There are four types of protons (hydrogens) in the compound below, so we would expect to see four peaks (A, B, C, and D).

A is not adjacent to any other types of protons, so its multiplicity is 1, also called singlet (s). ( n=0, so n + 1 = 0 + 1 = 1). A also is a CH3, so it will have an integration of 3. Finally, A's proton are on a carbon adjacent to an oxygen, so its chemical shit will be about ~4 ppm.

B is a CH2 so its integration is 2. It's adjacent to a 2 hydrogens (a CH₂ ) so its multiplicty is 3, also called a triplet (t). (n=2, so n + 1 = 3). B is also adjacent to oxygen, so it will be close to ~4 ppm, but a little further downfield than A because it's more substituted than A.

C is also a CH2 so its integration is 2. It's also adjacent to 2 hydrogens so it's a triplet (n+1 rule). C's hydrogens are on a carbon adjacent to a carbonyl (C=O), so its chemical shift will be around ~2 ppm.

D is an aldehyde proton, which is always a singlet with near ~10 ppm. It's only one proton, so its integration is 1.

Note: notice that the aldehyde proton doesn't couple to another other protons! So even through C is surrounded by a CH₂ on its left and an aldehyde proton on its right, when determining multiplicity we only count the CH₂, and not the aldehyde proton.

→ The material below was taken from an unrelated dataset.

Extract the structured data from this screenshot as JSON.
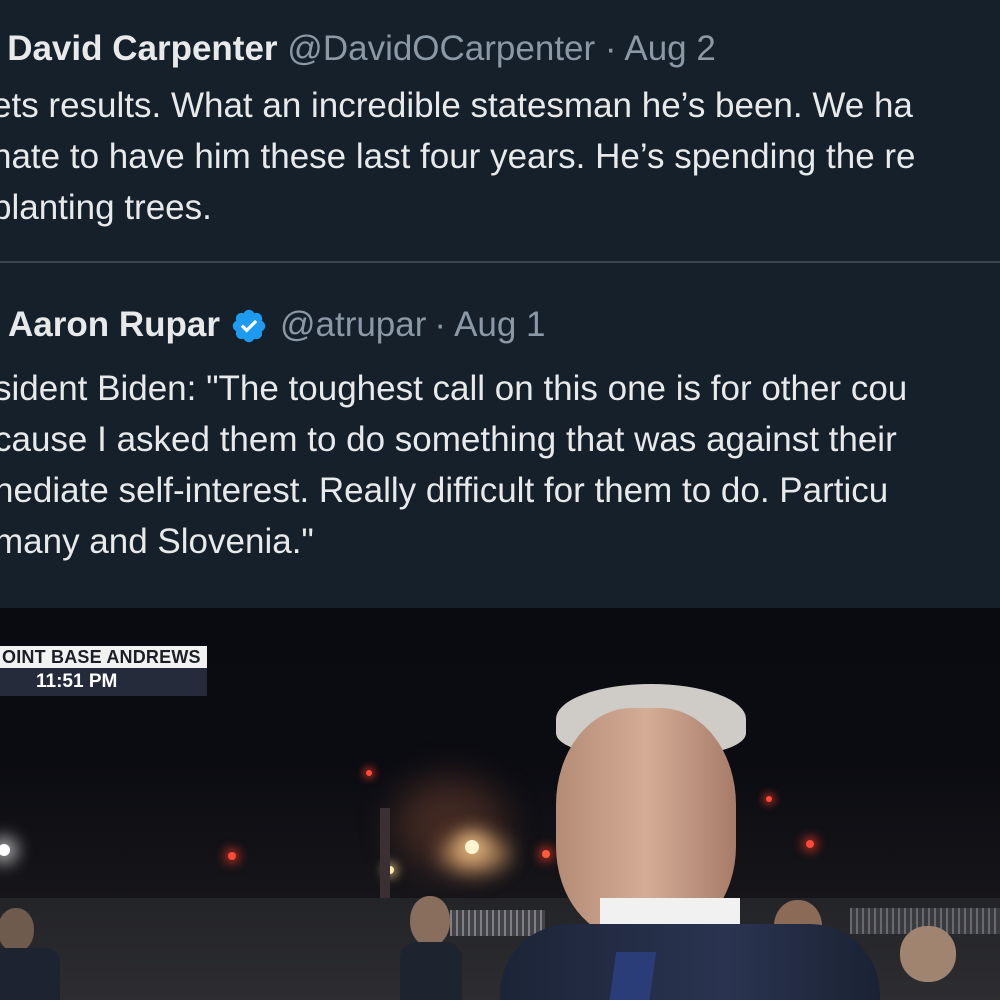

It's easiest to assign R or S configuration when the lowest priority substituent is "in the back" or "behind" the molecule, that is, a dash. Most of the time the lowest priority substituent will be a hydrogen atom.

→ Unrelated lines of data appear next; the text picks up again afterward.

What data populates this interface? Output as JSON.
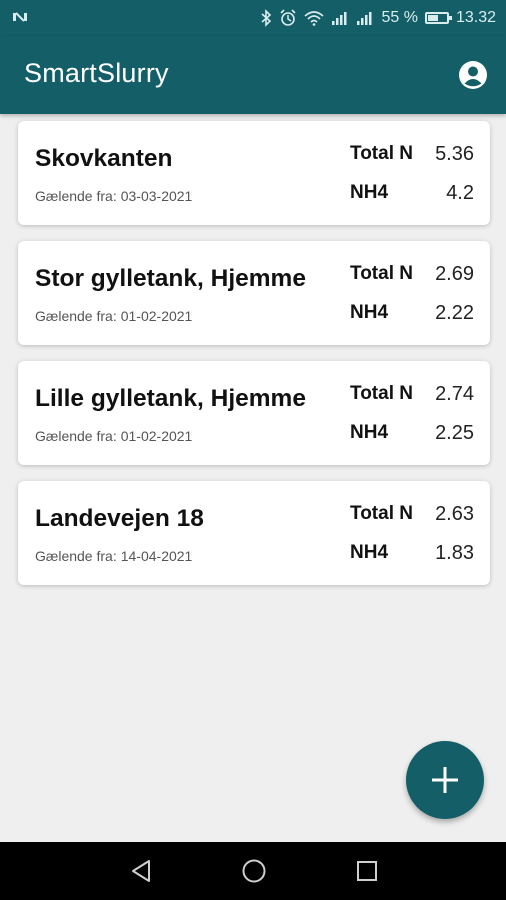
{
  "status_bar": {
    "battery_percent_text": "55 %",
    "battery_level": 0.55,
    "time": "13.32",
    "icons": [
      "nfc-icon",
      "bluetooth-icon",
      "alarm-icon",
      "wifi-icon",
      "signal-icon",
      "signal-icon",
      "battery-icon"
    ]
  },
  "app_bar": {
    "title": "SmartSlurry",
    "action_icon": "account-circle-icon"
  },
  "tanks": [
    {
      "name": "Skovkanten",
      "date_label": "Gælende fra:",
      "date": "03-03-2021",
      "total_n_label": "Total N",
      "total_n": "5.36",
      "nh4_label": "NH4",
      "nh4": "4.2"
    },
    {
      "name": "Stor gylletank, Hjemme",
      "date_label": "Gælende fra:",
      "date": "01-02-2021",
      "total_n_label": "Total N",
      "total_n": "2.69",
      "nh4_label": "NH4",
      "nh4": "2.22"
    },
    {
      "name": "Lille gylletank, Hjemme",
      "date_label": "Gælende fra:",
      "date": "01-02-2021",
      "total_n_label": "Total N",
      "total_n": "2.74",
      "nh4_label": "NH4",
      "nh4": "2.25"
    },
    {
      "name": "Landevejen 18",
      "date_label": "Gælende fra:",
      "date": "14-04-2021",
      "total_n_label": "Total N",
      "total_n": "2.63",
      "nh4_label": "NH4",
      "nh4": "1.83"
    }
  ],
  "fab": {
    "icon": "plus-icon"
  },
  "nav_bar": {
    "icons": [
      "back-icon",
      "home-icon",
      "recents-icon"
    ]
  },
  "colors": {
    "primary": "#145f67",
    "background": "#efefef",
    "card": "#ffffff"
  }
}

So a) is straightforward. Because hydrogen is already a dash, we can ignore it and see in which direction the other three substituents decrease in priority (according to Cahn–Ingold–Prelog priority rules). Since they decrease in a counter-clockwise way, a) has S absolute configuration.

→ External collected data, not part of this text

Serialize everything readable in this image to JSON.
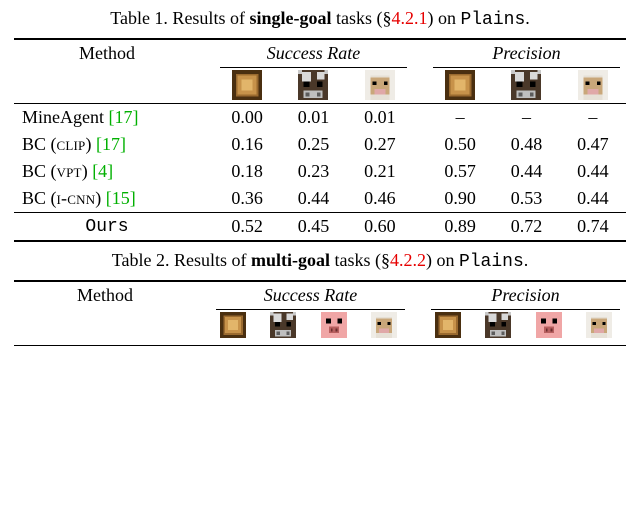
{
  "table1": {
    "caption_prefix": "Table 1. Results of ",
    "caption_bold": "single-goal",
    "caption_mid": " tasks (§",
    "caption_sec": "4.2.1",
    "caption_mid2": ") on ",
    "caption_env": "Plains",
    "caption_end": ".",
    "header_method": "Method",
    "group_sr": "Success Rate",
    "group_pr": "Precision",
    "icons": [
      "log-icon",
      "cow-icon",
      "sheep-icon"
    ],
    "rows": [
      {
        "method": "MineAgent",
        "cite": "[17]",
        "sr": [
          "0.00",
          "0.01",
          "0.01"
        ],
        "pr": [
          "–",
          "–",
          "–"
        ]
      },
      {
        "method_pre": "BC (",
        "method_sc": "clip",
        "method_post": ")",
        "cite": "[17]",
        "sr": [
          "0.16",
          "0.25",
          "0.27"
        ],
        "pr": [
          "0.50",
          "0.48",
          "0.47"
        ]
      },
      {
        "method_pre": "BC (",
        "method_sc": "vpt",
        "method_post": ")",
        "cite": "[4]",
        "sr": [
          "0.18",
          "0.23",
          "0.21"
        ],
        "pr": [
          "0.57",
          "0.44",
          "0.44"
        ]
      },
      {
        "method_pre": "BC (",
        "method_sc": "i-cnn",
        "method_post": ")",
        "cite": "[15]",
        "sr": [
          "0.36",
          "0.44",
          "0.46"
        ],
        "pr_bold": [
          true,
          false,
          false
        ],
        "pr": [
          "0.90",
          "0.53",
          "0.44"
        ]
      }
    ],
    "ours_label": "Ours",
    "ours_sr": [
      "0.52",
      "0.45",
      "0.60"
    ],
    "ours_sr_bold": [
      true,
      true,
      true
    ],
    "ours_pr": [
      "0.89",
      "0.72",
      "0.74"
    ],
    "ours_pr_bold": [
      false,
      true,
      true
    ]
  },
  "table2": {
    "caption_prefix": "Table 2. Results of ",
    "caption_bold": "multi-goal",
    "caption_mid": " tasks (§",
    "caption_sec": "4.2.2",
    "caption_mid2": ") on ",
    "caption_env": "Plains",
    "caption_end": ".",
    "header_method": "Method",
    "group_sr": "Success Rate",
    "group_pr": "Precision",
    "icons": [
      "log-icon",
      "cow-icon",
      "pig-icon",
      "sheep-icon"
    ]
  },
  "chart_data": [
    {
      "type": "table",
      "title": "Table 1. Results of single-goal tasks (§4.2.1) on Plains.",
      "columns_group": [
        "Success Rate",
        "Precision"
      ],
      "column_icons": [
        "log",
        "cow",
        "sheep"
      ],
      "rows": [
        {
          "method": "MineAgent [17]",
          "success_rate": {
            "log": 0.0,
            "cow": 0.01,
            "sheep": 0.01
          },
          "precision": {
            "log": null,
            "cow": null,
            "sheep": null
          }
        },
        {
          "method": "BC (CLIP) [17]",
          "success_rate": {
            "log": 0.16,
            "cow": 0.25,
            "sheep": 0.27
          },
          "precision": {
            "log": 0.5,
            "cow": 0.48,
            "sheep": 0.47
          }
        },
        {
          "method": "BC (VPT) [4]",
          "success_rate": {
            "log": 0.18,
            "cow": 0.23,
            "sheep": 0.21
          },
          "precision": {
            "log": 0.57,
            "cow": 0.44,
            "sheep": 0.44
          }
        },
        {
          "method": "BC (I-CNN) [15]",
          "success_rate": {
            "log": 0.36,
            "cow": 0.44,
            "sheep": 0.46
          },
          "precision": {
            "log": 0.9,
            "cow": 0.53,
            "sheep": 0.44
          }
        },
        {
          "method": "Ours",
          "success_rate": {
            "log": 0.52,
            "cow": 0.45,
            "sheep": 0.6
          },
          "precision": {
            "log": 0.89,
            "cow": 0.72,
            "sheep": 0.74
          }
        }
      ],
      "bold_best": {
        "success_rate": {
          "log": "Ours",
          "cow": "Ours",
          "sheep": "Ours"
        },
        "precision": {
          "log": "BC (I-CNN) [15]",
          "cow": "Ours",
          "sheep": "Ours"
        }
      }
    },
    {
      "type": "table",
      "title": "Table 2. Results of multi-goal tasks (§4.2.2) on Plains.",
      "columns_group": [
        "Success Rate",
        "Precision"
      ],
      "column_icons": [
        "log",
        "cow",
        "pig",
        "sheep"
      ],
      "rows": []
    }
  ]
}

b) is a little harder to assign. If hydrogen were a wedge we would be able to just take the opposite of whatever answer we get. But in this case, H is neither a wedge nor a dash. So we use a trick: if we swtich any two pairs of substituents, the absolute configuration of the molecule remains the same. So we switch two pairs so that the hydrogen becomes a dash. On the resulting molecule, the priorities 1-3 decrease in a clockwise manner, so this molecule has an R absolute configuration.

There are several types of chirality. In undergraduate organic chemistry, most chiral molecules exhibit point chirality- they have at least one sterocenter and don't have a plane of symmetry. Molecules a) and b) both have stereocenters, but they also both have planes of symmetry, so neither is chiral (they are both meso compounds).

Molecule can also be chiral about an axis. The classic example of this is allenes- molecules with two consecutive double bonds. Compound c) has a plane of symmetry so it can't be chiral. It might be hard to see, but compound d) is in fact chiral- it's mirror images are non-super impossible. It has a "chirality axis." Just like a screw can be right-handed or left-handed, so can molecule d). 

The starting material (2-aminobutane) is a racemic; it has equal amounts of R and S enantiomers.

Enantiomers have the same the same chemical and physical properties, so we can't separate them using common lab techniques, such as recrystallization, chromatography, etc. But diastereomers can have different properties, and we can exploit this fact to separate otherwise inseparable compounds.

Adding an optically pure acid to the amine produces a diastereomeric mixture of salts which can be separated. Adding a base (NaOH) "breaks" the salt and allows us to isolate the pure R or S amine.

We are able to separate the (R,R) and (R,S) salts because they are diastereomers and so have different chemical and physical properties.

The methyl group is bulky and so is most stable in the equatorial position.

The 1,4 cis compound's most stable chair form has its leaving group (Br) and beta-hydrogen in an anti-coplanar (anti-periplanar in some textbooks) conformation.

So most of the time, 1,4 cis is in a chair conformation that is able to undergo an E2 reaction.

The opposite is true for the 1,4 trans compound. Most of the time it is in a chair conformation that is unable to undergo an E2 reaction.

Therefore, the 1,4 cis compound will undergo an E2 elimination reaction faster than the 1,4 trans compound.